Contrôler des territoires : entre tension et coopération
La Chine a désormais des bases dans le monde entier. Les mers et les océans sont un moyen pour contrôler le monde. L'espace est le meilleur moyen pour surveiller le monde et le contrôler. La Chine entend contrôler ses territoires et provoque ainsi des tensions. Toutefois, des formes de coopération avec d'autres acteurs existent.
L'Asie-Pacifique est un espace stratégique majeur. Dans son discours, la Chine veut donner une image positive de son ascension en jouant sur l'image du développement pacifique, de la coopération entre grandes puissances, des relations « gagnant/gagnant ». Elle veut aussi se présenter comme une alternative au modèle occidental et libéral qu'elle estime en déclin.

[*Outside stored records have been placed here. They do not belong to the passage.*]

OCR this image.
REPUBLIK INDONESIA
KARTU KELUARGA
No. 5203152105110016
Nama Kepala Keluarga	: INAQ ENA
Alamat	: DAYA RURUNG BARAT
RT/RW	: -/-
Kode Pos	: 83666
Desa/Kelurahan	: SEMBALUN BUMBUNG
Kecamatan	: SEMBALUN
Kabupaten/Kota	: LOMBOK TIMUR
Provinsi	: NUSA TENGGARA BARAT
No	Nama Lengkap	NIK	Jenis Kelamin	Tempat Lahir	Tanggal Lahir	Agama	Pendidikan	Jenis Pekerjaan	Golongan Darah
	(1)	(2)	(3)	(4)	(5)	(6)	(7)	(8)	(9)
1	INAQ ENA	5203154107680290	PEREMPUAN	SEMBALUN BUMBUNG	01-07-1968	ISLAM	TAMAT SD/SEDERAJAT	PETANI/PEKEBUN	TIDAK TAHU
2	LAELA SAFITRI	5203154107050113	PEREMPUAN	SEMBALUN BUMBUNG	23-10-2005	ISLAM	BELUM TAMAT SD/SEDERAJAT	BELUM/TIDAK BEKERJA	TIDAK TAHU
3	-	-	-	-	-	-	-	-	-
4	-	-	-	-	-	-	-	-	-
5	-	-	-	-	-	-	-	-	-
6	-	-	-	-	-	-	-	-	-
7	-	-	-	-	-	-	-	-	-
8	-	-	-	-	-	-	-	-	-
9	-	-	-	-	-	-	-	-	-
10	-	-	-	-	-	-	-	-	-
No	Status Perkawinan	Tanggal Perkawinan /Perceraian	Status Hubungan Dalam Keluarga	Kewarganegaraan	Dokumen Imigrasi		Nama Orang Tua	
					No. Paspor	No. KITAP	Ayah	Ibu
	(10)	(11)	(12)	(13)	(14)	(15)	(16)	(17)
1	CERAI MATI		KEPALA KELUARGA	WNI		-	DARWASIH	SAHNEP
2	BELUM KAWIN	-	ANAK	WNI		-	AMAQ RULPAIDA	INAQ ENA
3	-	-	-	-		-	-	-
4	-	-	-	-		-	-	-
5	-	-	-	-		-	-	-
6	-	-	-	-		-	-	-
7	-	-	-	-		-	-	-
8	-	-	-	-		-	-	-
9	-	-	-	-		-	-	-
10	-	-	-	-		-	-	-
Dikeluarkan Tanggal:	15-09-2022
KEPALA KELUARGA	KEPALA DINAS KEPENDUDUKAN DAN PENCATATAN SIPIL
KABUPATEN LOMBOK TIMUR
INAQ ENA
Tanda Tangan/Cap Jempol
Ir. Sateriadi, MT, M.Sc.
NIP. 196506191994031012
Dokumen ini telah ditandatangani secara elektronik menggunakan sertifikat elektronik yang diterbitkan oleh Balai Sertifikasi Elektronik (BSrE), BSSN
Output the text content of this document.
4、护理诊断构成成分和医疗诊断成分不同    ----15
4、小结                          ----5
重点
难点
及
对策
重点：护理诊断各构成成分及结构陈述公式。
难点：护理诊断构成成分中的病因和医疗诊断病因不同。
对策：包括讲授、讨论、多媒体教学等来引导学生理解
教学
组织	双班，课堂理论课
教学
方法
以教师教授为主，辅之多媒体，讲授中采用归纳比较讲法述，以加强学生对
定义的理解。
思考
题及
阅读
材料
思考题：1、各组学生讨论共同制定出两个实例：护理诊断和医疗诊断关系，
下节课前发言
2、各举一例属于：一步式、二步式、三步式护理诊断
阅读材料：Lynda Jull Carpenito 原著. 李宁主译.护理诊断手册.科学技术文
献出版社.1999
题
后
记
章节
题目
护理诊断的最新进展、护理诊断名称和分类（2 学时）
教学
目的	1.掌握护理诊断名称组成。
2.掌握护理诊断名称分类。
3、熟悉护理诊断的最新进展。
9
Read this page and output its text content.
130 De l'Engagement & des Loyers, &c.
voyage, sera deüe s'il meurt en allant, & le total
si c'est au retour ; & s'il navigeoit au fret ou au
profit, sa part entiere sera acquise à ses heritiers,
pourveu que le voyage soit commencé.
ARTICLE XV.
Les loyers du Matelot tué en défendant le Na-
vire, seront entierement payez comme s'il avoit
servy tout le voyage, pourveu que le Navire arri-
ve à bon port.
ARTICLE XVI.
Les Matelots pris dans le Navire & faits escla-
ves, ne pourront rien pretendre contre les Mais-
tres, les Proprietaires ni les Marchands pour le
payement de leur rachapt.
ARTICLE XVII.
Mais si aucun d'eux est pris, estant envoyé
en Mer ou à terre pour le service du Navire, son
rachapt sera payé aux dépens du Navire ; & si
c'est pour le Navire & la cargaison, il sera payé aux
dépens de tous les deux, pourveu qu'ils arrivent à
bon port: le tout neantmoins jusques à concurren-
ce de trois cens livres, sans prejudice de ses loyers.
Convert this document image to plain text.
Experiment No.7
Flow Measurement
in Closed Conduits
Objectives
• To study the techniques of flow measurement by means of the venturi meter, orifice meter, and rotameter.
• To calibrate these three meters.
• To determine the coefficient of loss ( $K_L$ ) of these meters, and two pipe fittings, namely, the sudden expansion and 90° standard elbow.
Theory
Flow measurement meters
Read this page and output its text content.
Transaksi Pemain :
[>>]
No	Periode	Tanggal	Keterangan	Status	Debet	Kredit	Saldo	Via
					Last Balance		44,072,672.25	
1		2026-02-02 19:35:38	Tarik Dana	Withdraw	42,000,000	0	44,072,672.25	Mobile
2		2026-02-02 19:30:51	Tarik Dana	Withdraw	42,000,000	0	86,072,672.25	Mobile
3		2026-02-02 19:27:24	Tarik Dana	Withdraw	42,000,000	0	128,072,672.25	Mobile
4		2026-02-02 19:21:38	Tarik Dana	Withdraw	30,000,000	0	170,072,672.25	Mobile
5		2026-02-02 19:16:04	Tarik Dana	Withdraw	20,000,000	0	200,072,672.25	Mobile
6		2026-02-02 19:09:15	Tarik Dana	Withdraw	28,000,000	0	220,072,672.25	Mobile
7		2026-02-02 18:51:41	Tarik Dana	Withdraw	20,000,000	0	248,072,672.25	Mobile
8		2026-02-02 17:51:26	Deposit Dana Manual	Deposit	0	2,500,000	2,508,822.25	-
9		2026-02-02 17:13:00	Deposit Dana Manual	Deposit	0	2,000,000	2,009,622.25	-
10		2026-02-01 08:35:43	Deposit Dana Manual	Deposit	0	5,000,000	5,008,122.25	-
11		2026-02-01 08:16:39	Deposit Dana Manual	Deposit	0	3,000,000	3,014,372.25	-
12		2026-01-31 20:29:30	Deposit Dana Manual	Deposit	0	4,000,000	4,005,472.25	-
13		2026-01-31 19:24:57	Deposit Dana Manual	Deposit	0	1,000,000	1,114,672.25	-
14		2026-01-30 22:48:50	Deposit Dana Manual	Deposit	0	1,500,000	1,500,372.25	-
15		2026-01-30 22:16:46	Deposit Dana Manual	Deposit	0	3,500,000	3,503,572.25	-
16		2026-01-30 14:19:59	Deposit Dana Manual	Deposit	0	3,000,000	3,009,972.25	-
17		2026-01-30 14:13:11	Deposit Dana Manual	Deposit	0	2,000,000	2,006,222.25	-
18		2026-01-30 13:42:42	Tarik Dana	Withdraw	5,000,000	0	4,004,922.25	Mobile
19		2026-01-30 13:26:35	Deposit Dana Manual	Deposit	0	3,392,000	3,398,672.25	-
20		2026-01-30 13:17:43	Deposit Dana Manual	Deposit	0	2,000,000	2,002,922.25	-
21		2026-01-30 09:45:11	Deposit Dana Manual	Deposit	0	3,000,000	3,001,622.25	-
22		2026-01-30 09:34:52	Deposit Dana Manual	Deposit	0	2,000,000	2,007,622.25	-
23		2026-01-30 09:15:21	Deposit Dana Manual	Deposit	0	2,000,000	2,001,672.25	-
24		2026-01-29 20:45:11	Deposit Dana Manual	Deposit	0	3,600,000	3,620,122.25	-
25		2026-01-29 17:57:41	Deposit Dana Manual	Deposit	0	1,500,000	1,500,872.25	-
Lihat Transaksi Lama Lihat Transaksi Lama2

C'est aussi une manière de s'imposer face aux États-Unis.
L'enjeu des ZEE dans la mer de Chine est majeur.
Zone économique exclusive (ZEE)
Une zone économique exclusive (ZEE) est un espace maritime sur lequel un État côtier exerce des droits souverains en matière d'exploitation et d'usage des ressources sur une distance de 200 milles marins à partir des côtes (soit 370 kilomètres).
La Chine provoque des tensions en voulant s'attribuer des ZEE.
L'incident dans les Spratleys, en 2012, déclenche un recours des Philippines devant la Cour permanente d'arbitrage de La Haye. La Cour rend un avis contraignant en juillet 2016 affirmant que la Chine n'a pas de « droits historiques » sur ces îles. Mais la Chine continue de ne pas le respecter.
La Chine organise des voyages touristiques sur des îles qui ne lui appartiennent pas. Elle privilégie les accords bilatéraux pour négocier en situation de force et minimiser la pression d'autres États ou des institutions internationales. Elle achète des participations dans des ports étrangers.
« La Chine veut modifier l'ordre mondial à son avantage. »
Jean-Pierre Cabestan, spécialiste de la Chine
Le Monde
mai 2021
C'est depuis l'espace que se font l'observation de la Terre, la météorologie, les communications, la navigation, la surveillance de l'espace, le renseignement, etc. Pour cela, il faut avoir un accès autonome au milieu spatial depuis le sol terrestre, raison pour laquelle la Chine souhaite disposer de lanceurs. Il faut également pouvoir surveiller la Terre ou assurer les communications, raison pour laquelle la Chine souhaite contrôler des satellites.
La plupart des puissances spatiales sont d'abord des puissances militaires. La Chine ne fait pas exception. Depuis 2015, il existe au sein de l'APL (Armée populaire de libération), une FSS (Force de soutien stratégique) qui supervise l'ensemble des moyens spatiaux (sites de lancement, satellites, stations de surveillance de l'espace en Chine et à l'étranger, programme de la station spatiale). Tous les lancements sont opérés par l'armée qui fournit aussi les taïkonautes. Les capacités spatiales pour le développement des forces armées augmentent.
Le nombre de satellites d'écoute électronique (pour repérer d'éventuels ordres de bataille ennemis) et d'alerte (repérer les tirs de missile) sont passés de 6 en 2015 à une vingtaine.
La Chine est donc en train d'acquérir une capacité de surveillance de l'espace (les États-Unis la maîtrisent depuis 40 ans).
Malgré tout, la Chine sait aussi coopérer avec de nombreux acteurs dans différents domaines :
- la sécurité de la navigation : coopération entre la Chine et l'ASEAN (Association of Southeast Nations) depuis 2002 en matière d'échange d'informations, de prévention et d'élimination de la piraterie ;
- la protection environnementale des zones maritimes des mers d'Asie du Sud-Est ;
- la coopération spatiale concerne la Chine et la France depuis 1997 pour l'étude des océans et la Chine et la Russie avec la signature en mars 2021 d'un accord de construction conjointe d'une future station lunaire, ouverte à tous les États et partenaires internationaux intéressés.